Polls Show Majority Support Segregated Tefillos in Public

A man dons his tallis ahead of tefillos on Yom Kippur at Dizengoff Square. (Tomer Neuberg/Flash90)

Recent polls conducted by Channel 12 and Kan News have revealed a significant level of support among Israelis for allowing gender-segregated tefillos in public areas. These findings come in the wake of a controversial incident during Yom Kippur in Tel Aviv, where clashes occurred over the use of temporary partitions to separate men and women during tefillos at Dizengoff Square.

According to Channel 12, 48% of Israelis support the idea of gender-segregated prayer in public spaces, with 42% opposing it. KAN’s results show 47% in favor and 34% against such prayer.

The Tel Aviv Municipality had previously banned the use of such partitions in public areas, a decision upheld by the High Court in the lead-up to Yom Kippur.

Additionally, the polls delved into the political landscape and examined potential election outcomes. KAN’s poll suggested that Benny Gantz’s National Unity Party would lead with the largest number of mandates, while Channel 12’s findings indicated that Prime Minister Binyamin Netanyahu’s Likud would be in the lead.
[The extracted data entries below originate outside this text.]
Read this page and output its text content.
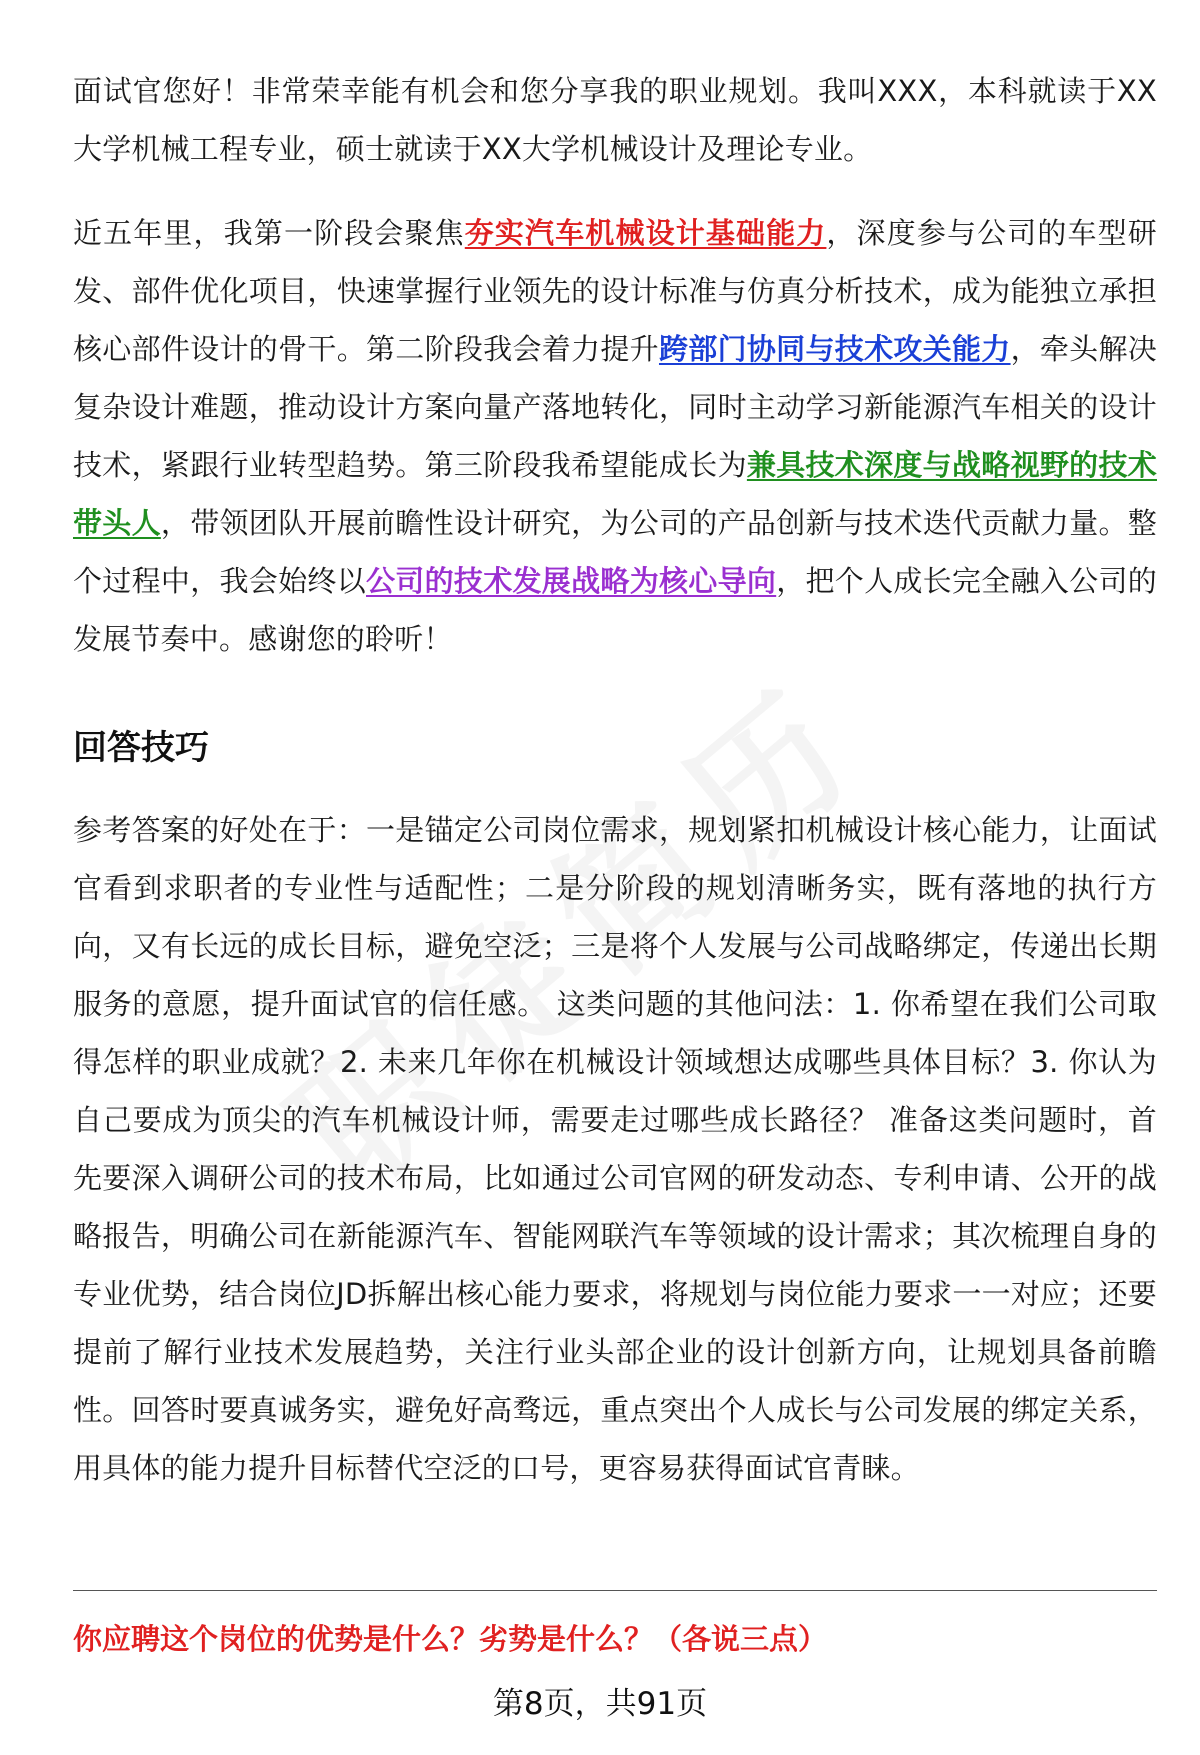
面试官您好！非常荣幸能有机会和您分享我的职业规划。我叫XXX，本科就读于XX大学机械工程专业，硕士就读于XX大学机械设计及理论专业。

近五年里，我第一阶段会聚焦夯实汽车机械设计基础能力，深度参与公司的车型研发、部件优化项目，快速掌握行业领先的设计标准与仿真分析技术，成为能独立承担核心部件设计的骨干。第二阶段我会着力提升跨部门协同与技术攻关能力，牵头解决复杂设计难题，推动设计方案向量产落地转化，同时主动学习新能源汽车相关的设计技术，紧跟行业转型趋势。第三阶段我希望能成长为兼具技术深度与战略视野的技术带头人，带领团队开展前瞻性设计研究，为公司的产品创新与技术迭代贡献力量。整个过程中，我会始终以公司的技术发展战略为核心导向，把个人成长完全融入公司的发展节奏中。感谢您的聆听！

回答技巧

参考答案的好处在于：一是锚定公司岗位需求，规划紧扣机械设计核心能力，让面试官看到求职者的专业性与适配性；二是分阶段的规划清晰务实，既有落地的执行方向，又有长远的成长目标，避免空泛；三是将个人发展与公司战略绑定，传递出长期服务的意愿，提升面试官的信任感。 这类问题的其他问法：1. 你希望在我们公司取得怎样的职业成就？2. 未来几年你在机械设计领域想达成哪些具体目标？3. 你认为自己要成为顶尖的汽车机械设计师，需要走过哪些成长路径？ 准备这类问题时，首先要深入调研公司的技术布局，比如通过公司官网的研发动态、专利申请、公开的战略报告，明确公司在新能源汽车、智能网联汽车等领域的设计需求；其次梳理自身的专业优势，结合岗位JD拆解出核心能力要求，将规划与岗位能力要求一一对应；还要提前了解行业技术发展趋势，关注行业头部企业的设计创新方向，让规划具备前瞻性。回答时要真诚务实，避免好高骛远，重点突出个人成长与公司发展的绑定关系，用具体的能力提升目标替代空泛的口号，更容易获得面试官青睐。

你应聘这个岗位的优势是什么？劣势是什么？（各说三点）
第8页，共91页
According to KAN, National Unity would secure 30 seats, Likud would attain 27 seats, Yesh Atid would earn 18 seats, Shas would receive 10 seats, and the Religious Zionist party would garner nine seats. United Torah Judaism would claim seven seats, while Yisrael Beytenu, Ra’am, and Hadash-Ta’al would each secure five seats, with Meretz earning four seats. These numbers would leave the opposition with 62 seats and the coalition with 53 seats, considering that Hadash-Ta’al does not typically join coalitions.

Channel 12’s poll presented slightly different results, with Likud securing 28 seats, National Unity obtaining 27 seats, Yesh Atid earning 18 seats, Shas receiving 10 seats, and the Religious Zionist party gaining nine seats. United Torah Judaism would secure seven seats, while Yisrael Beytenu would earn six seats, and Ra’am, Hadash-Ta’al, and Meretz would each get five seats. This configuration would leave the opposition with 61 seats and the coalition with 54 seats, as Hadash-Ta’al generally does not join coalitions.

When respondents were asked about their preference for prime minister, KAN’s poll showed an even split, with 39% favoring Netanyahu and 39% favoring Gantz. In response to a similar question in N12’s poll, 37% said Netanyahu would be the better choice, while 35% favored Gantz. When presented with Yair Lapid as an option alongside Netanyahu, 39% said they preferred Netanyahu, while 29% favored Lapid.

Regarding the potential participation of Lapid and Gantz in a government with Netanyahu, should Itamar Ben-Gvir and Bezalel Smotrich leave due to the conditions of a future normalization deal with Saudi Arabia, 47% said they should not join the government, while 36% were in favor.

Channel 12 also inquired about the public’s perception of Netanyahu’s recent visit to the U.S., finding that 22% believed the visit went very well, 27% thought it went decently, 18% thought it went fairly badly, and 17% thought it went very badly.